Attaché à la direction de Proviridis, Pierre Maccioni témoigne d’un passage de relais difficile. « Nantes et Sarreguemines ont pas mal investi dans ces véhicules entre 2012 et 2018, mais leur maintenance est interrompue. Symbio s’est recentré sur la réalisation de systèmes de piles à combustible, et Renault n’est pas encore en mesure d’assurer la maintenance de ces voitures ». De ce fait, la station hydrogène de Nantes mise en place par Proviridis, bien qu’opérationnelle, est en attente. Sur ce territoire, l’entreprise a aussi développé la structure qui alimente le Navibus, cette navette à hydrogène pour passer l’Erdre.

Smile Green

Proviridis avance prudemment sur la distribution de l’hydrogène. Mais au niveau conceptualisation, l’entreprise n’est pas du tout à la traîne, cherchant à anticiper l’arrivée des flottes de poids lourds pour le transport des marchandises et des personnes. 

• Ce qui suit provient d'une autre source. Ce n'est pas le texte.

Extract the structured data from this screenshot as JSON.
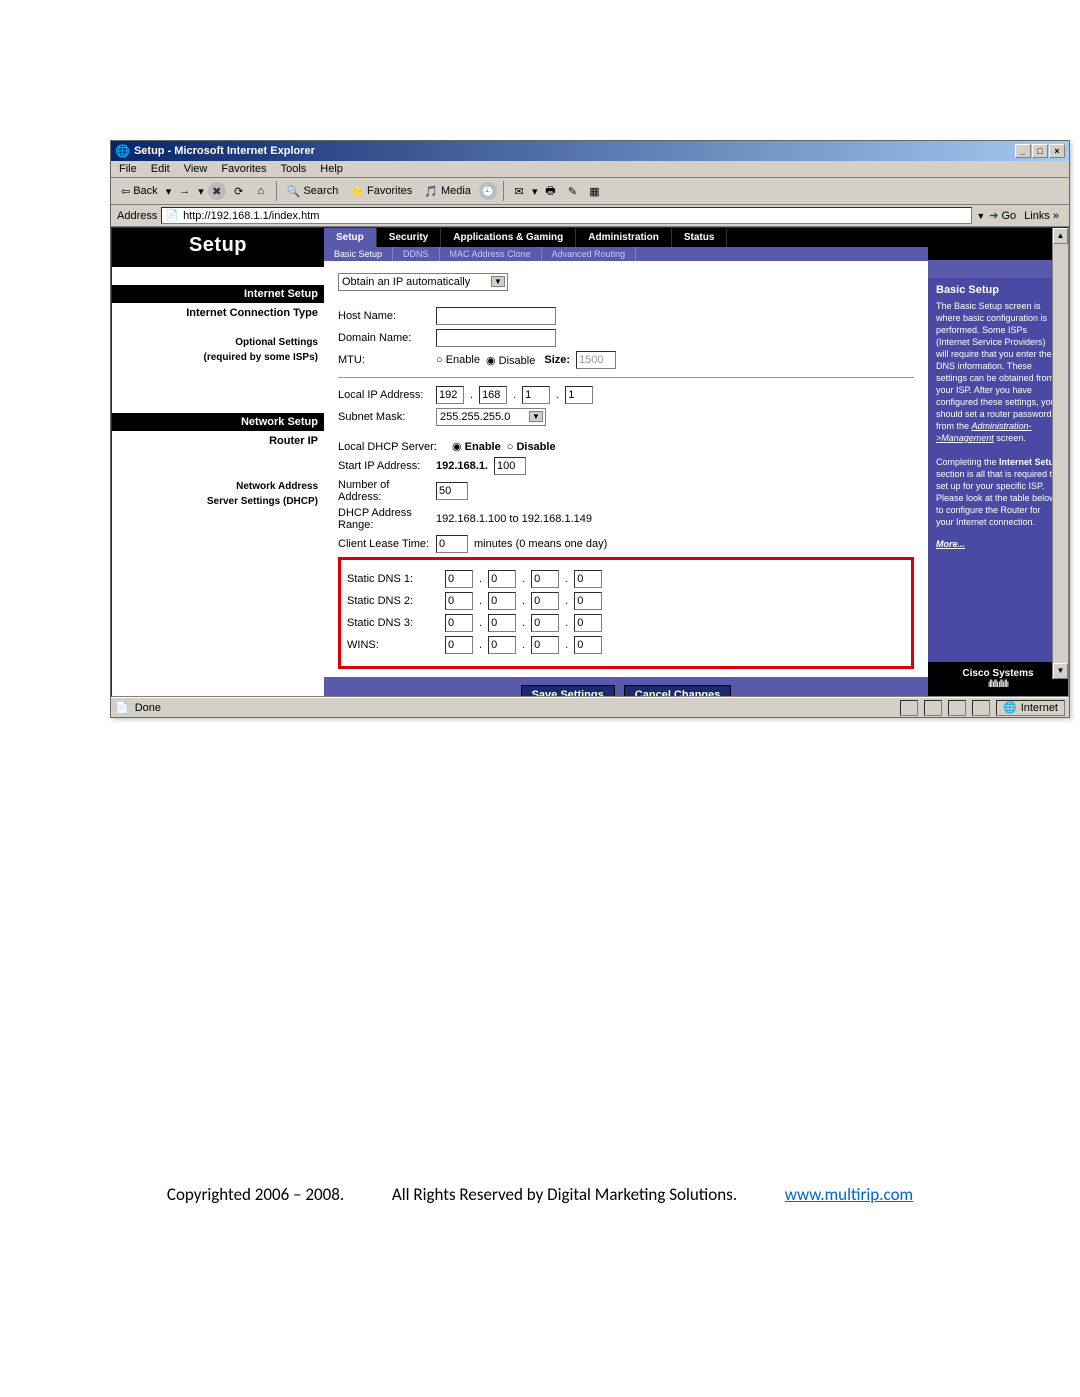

Derrière les architectures provisoires et de départ se cachent des structures plus évoluées. Ainsi son concept Smile Green (System of Management of infrastructures for Local Energy with Gas Recovery for Enhancement of the Electric Network = Système de gestion des infrastructures pour l’énergie locale avec récupération de gaz pour l’amélioration du réseau électrique). Il s’agit d’exploiter du biogaz (gaz naturel obtenu par exemple par méthanisation) qui sera en bout de chaîne transformé en électricité pour la recharge des batteries des véhicules électriques classiques et en hydrogène pour leurs déclinaisons à PAC H2. Ce système pourrait servir de backup en cas de panne ou d’arrêt maintenance d’un approvisionnement mettant en relation un électrolyseur avec des sources renouvelables d’énergie.

Multi-mobilités

Poussée par son ADN hydrogène, l’entreprise ne fait pas que rechercher la diversité des produits à distribuer. Elle s’évertue aussi à trouver des emplacements qui permettront, dans un avenir plus ou moins proche, d’alimenter diverses catégories de véhicules. 

La station idéale se dessine comme un établissement pouvant prendre en charge des véhicules terrestres et ceux qui évoluent sur des rails, la mer et les fleuves. C’est l’idée du projet de Dourges, dans le Pas-de-Calais. L’hydrogène est aussi au cœur de stations multi-énergies vertes de tailles plus modestes sur berge de plan d’eau. Proviridis est ainsi impliqué dans des programmes au niveau de lacs (e-GLANTHyN), petits ports maritimes (Hylias) et grands fleuves (e-PICURHyEN).